A U.S. District Court last week ruled that the 2011 Massachusetts law that authorized three casinos in the state and set aside one of them for a federally recognized tribe is constitutional and does not amount to a “racial preference.”
It dismissed a lawsuit brought by KG Urban Enterprises, a New York-based company that wants to build a casino in the historic whaling community of New Bedford. KG asserts that the provision in the state’s gaming expansion law that favors the tribe violates the equal protection clause of the U.S. Constitution. KG says it plans to appeal.
The provision was written into the law specifically with the Mashpee Wampanoag tribe in mind. The 2011 law divides the state into three zones, with the tribe guaranteed a license for the southeastern zone, providing it meets several provisions. The provisions include concluding a tribal state gaming compact that the Bureau of Indian Affairs finds acceptable, which it just did recently, and putting land into trust.
The BIA did not actually approve of the compact, but allowed it to stand through inaction. It did this, it explained last week, because it violates part of the federal law that applies to Indian casino, but not enough for the bureau to reject the agreement.
The compact included a section relating to Class II, which the federal government alone has the authority to regulate.
The landless tribe currently has an application with the BIA to put land in Taunton into trust so that it can build a $500 million casino. However that process is complicated by the U.S. Supreme Court’s Carcieri v. Salazar ruling of 2009 in which the high court said that tribes recognized after 1934 cannot put land into trust. The federal government recognized the Mashpees in 2007. The tribe says it can prove that it has been under federal jurisdiction for many years, centuries in fact, before 1934.
KG Urban might still eventually be given a license to build on New Bedford’s waterfront because the Massachusetts Gaming Commission last spring opened up the southeastern gaming zone to commercial bids.
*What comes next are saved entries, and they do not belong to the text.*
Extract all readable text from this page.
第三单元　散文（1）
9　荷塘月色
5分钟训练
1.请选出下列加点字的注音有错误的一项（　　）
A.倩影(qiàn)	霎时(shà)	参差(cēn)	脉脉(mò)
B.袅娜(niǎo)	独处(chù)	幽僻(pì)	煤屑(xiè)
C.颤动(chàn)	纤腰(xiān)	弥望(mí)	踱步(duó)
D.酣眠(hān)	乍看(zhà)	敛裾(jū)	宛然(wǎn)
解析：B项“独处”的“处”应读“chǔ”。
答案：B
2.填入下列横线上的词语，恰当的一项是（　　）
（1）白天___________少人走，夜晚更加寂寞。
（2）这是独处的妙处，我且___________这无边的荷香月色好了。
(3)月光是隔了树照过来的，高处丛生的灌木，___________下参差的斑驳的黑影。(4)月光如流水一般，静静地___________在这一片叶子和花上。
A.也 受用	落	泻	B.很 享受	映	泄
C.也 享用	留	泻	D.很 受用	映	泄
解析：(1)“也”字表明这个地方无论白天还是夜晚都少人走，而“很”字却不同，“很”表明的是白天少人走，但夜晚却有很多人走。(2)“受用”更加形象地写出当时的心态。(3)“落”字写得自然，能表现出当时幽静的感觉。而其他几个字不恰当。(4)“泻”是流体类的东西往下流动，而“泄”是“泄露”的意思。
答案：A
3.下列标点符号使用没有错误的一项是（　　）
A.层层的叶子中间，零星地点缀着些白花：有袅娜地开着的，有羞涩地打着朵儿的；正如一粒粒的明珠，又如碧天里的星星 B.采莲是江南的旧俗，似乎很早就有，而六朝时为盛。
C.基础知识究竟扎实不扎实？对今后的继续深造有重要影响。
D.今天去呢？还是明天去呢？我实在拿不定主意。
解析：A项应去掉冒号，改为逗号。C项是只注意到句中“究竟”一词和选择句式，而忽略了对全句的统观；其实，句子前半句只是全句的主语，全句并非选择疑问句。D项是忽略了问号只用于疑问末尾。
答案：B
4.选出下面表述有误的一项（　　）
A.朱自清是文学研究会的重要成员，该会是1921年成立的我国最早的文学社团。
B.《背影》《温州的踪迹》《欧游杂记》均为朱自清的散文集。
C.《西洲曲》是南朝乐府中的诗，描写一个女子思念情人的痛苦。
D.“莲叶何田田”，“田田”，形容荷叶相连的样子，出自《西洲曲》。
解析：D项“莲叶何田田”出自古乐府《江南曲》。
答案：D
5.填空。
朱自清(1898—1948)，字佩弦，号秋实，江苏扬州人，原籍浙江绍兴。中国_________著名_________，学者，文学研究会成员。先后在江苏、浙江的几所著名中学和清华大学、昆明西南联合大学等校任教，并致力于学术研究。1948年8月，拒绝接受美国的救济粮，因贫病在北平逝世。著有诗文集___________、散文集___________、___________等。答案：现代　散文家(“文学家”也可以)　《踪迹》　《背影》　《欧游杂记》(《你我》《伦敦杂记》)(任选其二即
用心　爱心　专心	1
KG is now being vetted for ethical and financial suitability by the commission’s investigative arm. It has until May to reach a host community agreement with the city, whose mayor, Jon Mitchell, has several times publically said he is highly skeptical of a casino in New Bedford. KG would then have until July to schedule a host community vote.
Even though the southeastern zone has been open to commercial bids, the special preference given to the tribe has limited developers interested in pursuing that option, including KG.
Some gaming market experts say it is likely that the commission will eventually be forced to move its deadlines back on the Southeastern zone in order to give more than one company a chance to put together a viable proposal.
One of the architects of the 2011 law says that the ruling vindicates the lawmakers who provided a place for the tribe, which could have gone ahead and gotten permission from the federal government for a casino anyway, and not paid the state a share of its profits. Under that negative scenario the state could have ended up with four, not three, casino resorts. Some studies had shown that three casino resorts is the optimal number for the Bay State, but that four would saturate the market.
Cape Cod Online quoted Senator Stanley Rosenberg, who said, “We were trying to craft a law that would allow for the development of a robust marketplace in view of the fact that a tribe was likely to be recognized and likely to receive land in trust and therefore was a factor to be considered. … I’m pleased the court saw what we were trying to do, and they felt that we found a reasonable balance.”
KG Urban challenged the Expanded Gaming Act the same week that Governor Deval Patrick signed it into law on November 2011. The federal judge, Nathaniel Gorton, initially ruled against KG in 2012, but an appeals court overturned that ruling and sent the issue back to Gorton for a rehearing.
KG said it believes that Gorton did not follow the appeals court ruling and will appeal his second judgment to the First Circuit Court of Appeals.
In another lawsuit concerning the Mashpees, a U.S. District court has postponed a decision on whether voter fraud was committed in the 2009 election that elected the current chairman, Cedric Cromwell. The U.S. government has filed a motion to dismiss the complaint brought by nine members of the tribe.
The tribal leadership will come before the voters on February 9, when four incumbents in the council will face challengers.